Former Vice President Al Gore on Sunday called President Donald Trump’s decision to exit the Paris climate agreement a "reckless" choice that “undermines America’s standing in the world,” but he said American business leaders and governors will move forward and reduce carbon emissions without Trump.
"I think it was reckless; I think it was indefensible and undermines America’s standing in the world and threatens the ability of humanity to solve the climate crisis in time," Gore told host Jake Tapper on CNN’s "State of the Union." "The decision was a terribly mistaken decision, but in the aftermath of that decision, we need to move forward regardless of what he decides."
Gore, who since losing his run for the presidency in 2000 has become a major advocate for fighting climate change, added: "And the good news is, that the American people are going to provide leadership even if President Trump will not provide leadership."
Citing the governors, mayors and business leaders who have stood by the climate agreement since Trump announced the nation’s exit on Thursday, Gore said, “We are going to see continued reductions in emissions in the U.S. We’re going to meet the commitments under the climate pact in Paris, regardless of what President Trump does, and so we’re seeing a lot of progress.”
"The Paris agreement was really historic," he said. "But it laid the foundation for the faster progress that’s needed in order to solve the climate crisis in time.
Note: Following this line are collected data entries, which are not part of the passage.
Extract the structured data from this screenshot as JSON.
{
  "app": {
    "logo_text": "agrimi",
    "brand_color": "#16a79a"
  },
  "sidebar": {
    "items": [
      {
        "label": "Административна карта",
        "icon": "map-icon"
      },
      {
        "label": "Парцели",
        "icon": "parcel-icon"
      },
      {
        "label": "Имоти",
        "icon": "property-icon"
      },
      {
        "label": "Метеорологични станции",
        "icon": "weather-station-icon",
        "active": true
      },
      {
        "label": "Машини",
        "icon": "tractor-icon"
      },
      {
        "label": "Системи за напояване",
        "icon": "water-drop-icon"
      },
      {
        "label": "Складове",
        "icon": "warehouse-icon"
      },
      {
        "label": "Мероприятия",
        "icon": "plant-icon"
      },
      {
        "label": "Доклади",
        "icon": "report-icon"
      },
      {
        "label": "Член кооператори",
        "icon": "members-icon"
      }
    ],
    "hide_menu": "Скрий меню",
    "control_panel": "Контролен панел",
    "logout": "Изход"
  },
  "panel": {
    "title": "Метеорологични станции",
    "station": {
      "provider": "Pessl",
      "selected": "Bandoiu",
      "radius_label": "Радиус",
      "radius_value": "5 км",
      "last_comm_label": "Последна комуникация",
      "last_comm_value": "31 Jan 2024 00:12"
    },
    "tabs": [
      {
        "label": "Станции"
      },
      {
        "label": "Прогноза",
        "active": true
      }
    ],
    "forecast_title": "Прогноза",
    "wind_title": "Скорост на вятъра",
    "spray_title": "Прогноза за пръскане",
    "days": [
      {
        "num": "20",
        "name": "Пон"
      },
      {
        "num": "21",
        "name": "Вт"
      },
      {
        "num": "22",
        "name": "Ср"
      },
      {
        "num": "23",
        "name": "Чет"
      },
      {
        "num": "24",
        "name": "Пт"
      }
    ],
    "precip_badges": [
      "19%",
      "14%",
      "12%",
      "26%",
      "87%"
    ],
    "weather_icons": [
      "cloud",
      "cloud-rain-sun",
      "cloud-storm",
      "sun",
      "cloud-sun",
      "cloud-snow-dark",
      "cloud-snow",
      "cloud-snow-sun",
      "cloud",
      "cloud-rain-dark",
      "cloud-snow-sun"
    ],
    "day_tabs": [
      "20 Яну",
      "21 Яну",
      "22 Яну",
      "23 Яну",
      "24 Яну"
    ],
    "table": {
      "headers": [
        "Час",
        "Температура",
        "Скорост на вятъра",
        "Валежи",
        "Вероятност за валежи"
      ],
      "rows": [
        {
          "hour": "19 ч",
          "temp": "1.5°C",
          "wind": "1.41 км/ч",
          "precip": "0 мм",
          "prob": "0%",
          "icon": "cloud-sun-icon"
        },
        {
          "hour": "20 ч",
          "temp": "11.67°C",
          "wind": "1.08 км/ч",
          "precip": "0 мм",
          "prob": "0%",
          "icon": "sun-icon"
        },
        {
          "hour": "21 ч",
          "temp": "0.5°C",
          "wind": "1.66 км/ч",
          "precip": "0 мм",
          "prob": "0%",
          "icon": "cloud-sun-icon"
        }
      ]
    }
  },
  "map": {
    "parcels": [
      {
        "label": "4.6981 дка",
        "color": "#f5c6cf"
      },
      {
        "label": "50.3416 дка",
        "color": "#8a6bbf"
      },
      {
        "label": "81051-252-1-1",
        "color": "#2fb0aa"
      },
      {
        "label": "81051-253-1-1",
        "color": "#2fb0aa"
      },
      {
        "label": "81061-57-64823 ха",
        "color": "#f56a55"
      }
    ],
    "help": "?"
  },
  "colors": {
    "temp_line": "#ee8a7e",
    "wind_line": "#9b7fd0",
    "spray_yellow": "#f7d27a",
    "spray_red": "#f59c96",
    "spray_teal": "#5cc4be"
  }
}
And we could have faster progress with presidential leadership, but we’re going to keep moving forward regardless of President Trump."
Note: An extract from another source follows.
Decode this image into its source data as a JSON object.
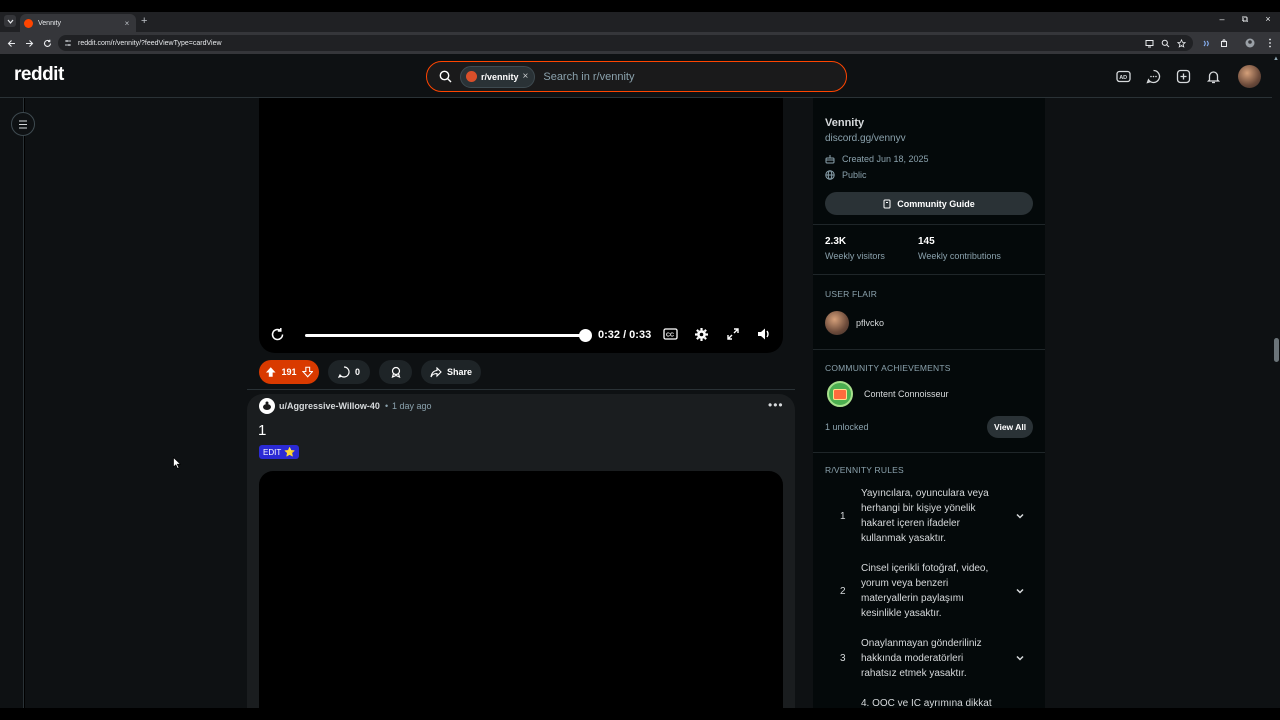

More than 190 countries signed onto the Paris accord, which was negotiated in 2015 to set targets for decreasing carbon emissions to fight man-made climate change. Of all the nations that took part in the process to reach the agreement, only two others, Syria and Nicaragua, rejected it.
Trump and his Environmental Protection Agency administrator, Scott Pruitt, have described their decision to abandon the agreement as necessary for protecting American jobs. Pruitt reiterated that reasoning in an interview on NBC’s “Meet the Press” with Chuck Todd on Sunday, describing the decision as “not political."
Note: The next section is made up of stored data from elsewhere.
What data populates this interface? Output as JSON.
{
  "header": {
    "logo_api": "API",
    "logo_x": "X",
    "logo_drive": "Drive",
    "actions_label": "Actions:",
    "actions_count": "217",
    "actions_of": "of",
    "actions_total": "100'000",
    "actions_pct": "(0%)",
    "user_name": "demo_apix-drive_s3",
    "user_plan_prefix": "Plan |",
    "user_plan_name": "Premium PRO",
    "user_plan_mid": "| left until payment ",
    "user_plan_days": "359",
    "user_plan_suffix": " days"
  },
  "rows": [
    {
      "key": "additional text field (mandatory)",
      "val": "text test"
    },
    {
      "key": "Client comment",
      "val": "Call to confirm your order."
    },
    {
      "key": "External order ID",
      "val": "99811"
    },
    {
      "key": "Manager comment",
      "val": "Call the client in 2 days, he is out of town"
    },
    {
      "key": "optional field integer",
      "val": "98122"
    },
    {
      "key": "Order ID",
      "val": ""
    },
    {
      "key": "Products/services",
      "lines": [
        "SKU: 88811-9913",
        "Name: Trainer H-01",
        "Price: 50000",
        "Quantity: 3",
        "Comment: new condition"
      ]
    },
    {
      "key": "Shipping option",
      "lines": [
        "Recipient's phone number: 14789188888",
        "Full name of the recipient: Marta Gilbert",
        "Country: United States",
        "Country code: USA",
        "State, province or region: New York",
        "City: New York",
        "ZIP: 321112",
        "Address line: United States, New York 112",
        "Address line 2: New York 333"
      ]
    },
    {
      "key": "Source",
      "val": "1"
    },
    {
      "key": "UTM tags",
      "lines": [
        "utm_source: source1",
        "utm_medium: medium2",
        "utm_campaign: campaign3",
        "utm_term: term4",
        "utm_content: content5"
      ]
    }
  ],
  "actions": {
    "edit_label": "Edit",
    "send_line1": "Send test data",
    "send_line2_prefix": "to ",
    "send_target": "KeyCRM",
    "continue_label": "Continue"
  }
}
"This is a decision that was right for this country from a jobs perspective, an economy perspective, and an environmental perspective," Pruitt said, adding: "Paris represents a bad deal for this country."
Gore, though, said the decision made little sense, given that the emission targets for each country are voluntary, and that he had thought it was possible that Trump would not go through with pulling out of the pact.
Gore met with Trump during the presidential transition at the request of Ivanka Trump, who favored staying in the Paris agreement. While Gore would not go into details about their discussion, he said “none of it would surprise you.”
“I did think there was a chance that he would come to his senses and not make the decision that he announced this past week,” Gore said.
Gore has spoken with Ivanka Trump about climate change since their meeting, he told Tapper, though not since Trump’s announcement last week.